The publishers are asking the court to rule in their favor on core elements of the case without a full trial, a step that is only granted when the underlying facts are not meaningfully contested. The motion is accompanied by a 47-page statement setting out 218 "undisputed facts" supported by deposition testimony and internal Anthropic documents.
On fair use, the publishers argue that Anthropic's use was purely commercial, noting the company is a "for-profit technology company valued at $380 billion or more" with a revenue run rate approaching $14 billion, that it copied lyrics in full, and that its output directly competes with licensed lyrics services such as LyricFind and Musixmatch. The publishers represent the company's counsel through Matt Oppenheim of Oppenheim + Zebrak; Anthropic is represented by Sonal Mehta of Wilmer Cutler Pickering Hale & Dorr.
Internal Anthropic communications feature prominently in the filing. An August 2023 internal memo is cited as stating that AI models like Claude "memorize A LOT, like a LOT." Co-founder Benjamin Mann reportedly testified that certain content is "worth memorizing." CEO Dario Amodei is quoted as stating in an April 2024 interview that AI models should not be "verbatim outputting copyrighted content," while also testifying in his deposition that doing so is "against the law."
The internal communications underscore an allegation the publishers have pressed since they filed an amended complaint: that Anthropic intentionally removed copyright management information during dataset curation. U.S. District Judge Eumi Lee declined to dismiss that claim in April 2025. At that time, she wrote that "taking these allegations together (as true), the court can plausibly infer that Anthropic had a reasonable basis to know that the dataset curation and training processes it engaged in, whereby it removed CMI (i.e., its intentional removal of CMI), concealed its own infringement."
Anthropic has broadly denied the allegations but had not yet formally argued fair use in the music publishers' case at the time the motion was filed. The company's legal position exists in a fractured judicial landscape: U.S. District Judge William Alsup in San Francisco ruled in a separate case involving book authors that Anthropic's use of books for AI training was "quintessentially transformative," siding with the company. The publishers contend their case is distinct because of Claude's specific documented ability to reproduce lyrics verbatim on demand.

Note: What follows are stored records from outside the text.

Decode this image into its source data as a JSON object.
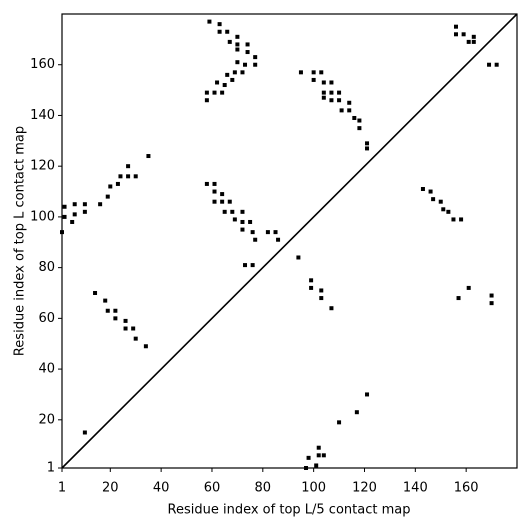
{
  "chart_data": {
    "type": "scatter",
    "x_label": "Residue index of top L/5 contact map",
    "y_label": "Residue index of top L contact map",
    "xlim": [
      1,
      180
    ],
    "ylim": [
      1,
      180
    ],
    "xticks": [
      1,
      20,
      40,
      60,
      80,
      100,
      120,
      140,
      160
    ],
    "yticks": [
      1,
      20,
      40,
      60,
      80,
      100,
      120,
      140,
      160
    ],
    "color": "#000000",
    "x": [
      1,
      2,
      2,
      5,
      6,
      6,
      10,
      10,
      16,
      19,
      20,
      23,
      24,
      27,
      27,
      30,
      35,
      14,
      18,
      19,
      22,
      22,
      26,
      26,
      29,
      30,
      34,
      10,
      59,
      63,
      63,
      66,
      70,
      67,
      70,
      74,
      70,
      74,
      77,
      70,
      73,
      77,
      69,
      72,
      66,
      65,
      68,
      62,
      58,
      61,
      64,
      58,
      58,
      61,
      61,
      64,
      61,
      64,
      67,
      65,
      68,
      72,
      69,
      72,
      75,
      72,
      76,
      77,
      73,
      76,
      82,
      85,
      86,
      95,
      100,
      103,
      100,
      104,
      107,
      104,
      107,
      110,
      104,
      107,
      110,
      114,
      111,
      114,
      116,
      118,
      118,
      121,
      121,
      94,
      99,
      99,
      103,
      103,
      107,
      97,
      98,
      101,
      102,
      102,
      104,
      110,
      117,
      121,
      156,
      156,
      159,
      161,
      163,
      163,
      169,
      172,
      143,
      146,
      147,
      150,
      151,
      153,
      155,
      158,
      161,
      157,
      170,
      170
    ],
    "y": [
      94,
      100,
      104,
      98,
      101,
      105,
      102,
      105,
      105,
      108,
      112,
      113,
      116,
      120,
      116,
      116,
      124,
      70,
      67,
      63,
      63,
      60,
      59,
      56,
      56,
      52,
      49,
      15,
      177,
      176,
      173,
      173,
      171,
      169,
      168,
      168,
      166,
      165,
      163,
      161,
      160,
      160,
      157,
      157,
      156,
      152,
      154,
      153,
      149,
      149,
      149,
      146,
      113,
      113,
      110,
      109,
      106,
      106,
      106,
      102,
      102,
      102,
      99,
      98,
      98,
      95,
      94,
      91,
      81,
      81,
      94,
      94,
      91,
      157,
      157,
      157,
      154,
      153,
      153,
      149,
      149,
      149,
      147,
      146,
      146,
      145,
      142,
      142,
      139,
      138,
      135,
      129,
      127,
      84,
      75,
      72,
      71,
      68,
      64,
      1,
      5,
      2,
      9,
      6,
      6,
      19,
      23,
      30,
      175,
      172,
      172,
      169,
      171,
      169,
      160,
      160,
      111,
      110,
      107,
      106,
      103,
      102,
      99,
      99,
      72,
      68,
      69,
      66
    ]
  }
}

The filing argues that when Claude outputs lyrics in response to user requests, "Anthropic provides the same service to its users as Publishers' licensees, without Publishers' authorization or any restrictions on that use."

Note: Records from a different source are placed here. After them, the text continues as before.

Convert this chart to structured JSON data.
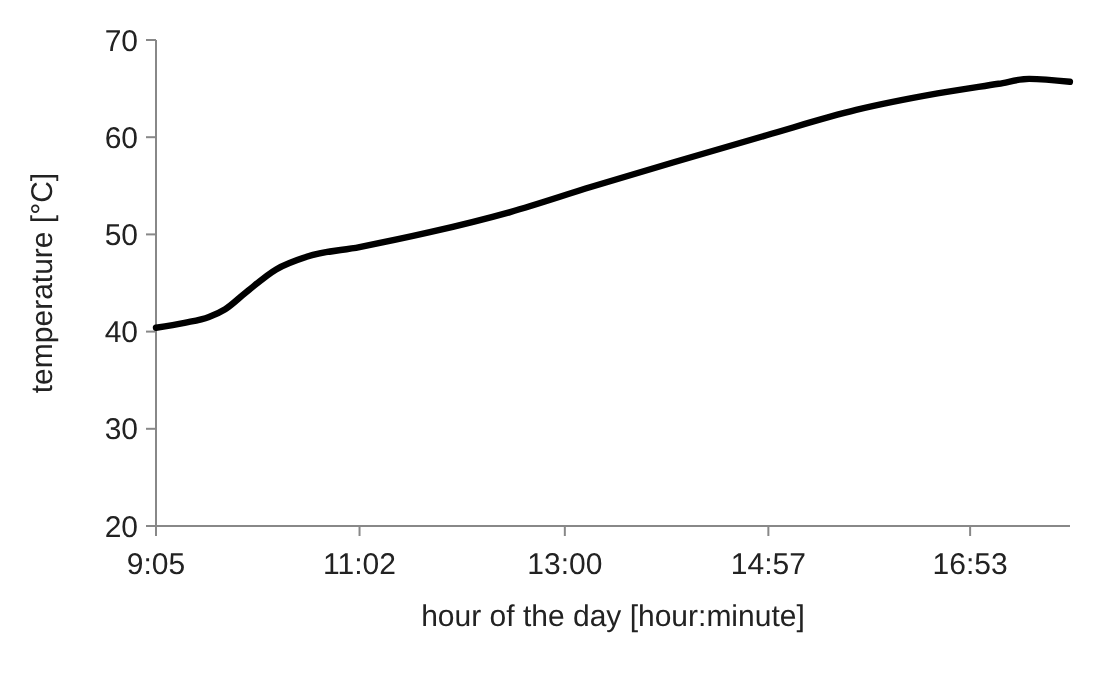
{
  "chart_data": {
    "type": "line",
    "xlabel": "hour of the day [hour:minute]",
    "ylabel": "temperature [°C]",
    "xlim": [
      9.083,
      17.84
    ],
    "ylim": [
      20,
      70
    ],
    "xticks": [
      {
        "value": 9.083,
        "label": "9:05"
      },
      {
        "value": 11.033,
        "label": "11:02"
      },
      {
        "value": 13,
        "label": "13:00"
      },
      {
        "value": 14.95,
        "label": "14:57"
      },
      {
        "value": 16.883,
        "label": "16:53"
      }
    ],
    "yticks": [
      20,
      30,
      40,
      50,
      60,
      70
    ],
    "series": [
      {
        "color": "#000000",
        "x": [
          9.083,
          9.356,
          9.59,
          9.746,
          9.941,
          10.234,
          10.526,
          11.033,
          11.696,
          12.476,
          13.256,
          14.036,
          14.933,
          15.791,
          16.571,
          17.156,
          17.449,
          17.839
        ],
        "values": [
          40.4,
          40.9,
          41.5,
          42.3,
          44,
          46.4,
          47.7,
          48.7,
          50.2,
          52.3,
          54.9,
          57.4,
          60.2,
          62.8,
          64.5,
          65.5,
          66,
          65.7
        ]
      }
    ],
    "grid": false,
    "marker": "none",
    "line_style": "solid"
  }
}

A January 2025 partial settlement between Anthropic and the publishers had served as a temporary truce, defusing a preliminary injunction motion that sought to require Anthropic to implement "effective guardrails" and to prohibit it from creating or using unauthorized copies of publishers' lyrics in future model training. That settlement did not resolve the underlying copyright infringement dispute, which the March 23 summary judgment motion now forces directly before Judge Lee.
This case is separate from the publishers' second, larger lawsuit against Anthropic filed in January 2026, which covers more than 20,000 songs and seeks over $3 billion in statutory damages. That suit also names Anthropic CEO Dario Amodei and co-founder Benjamin Mann as defendants. Anthropic previously settled a class-action lawsuit with a group of authors for $1.5 billion, a resolution that did not carry over to the music publishers' fight and has so far set no precedent binding Judge Lee's court.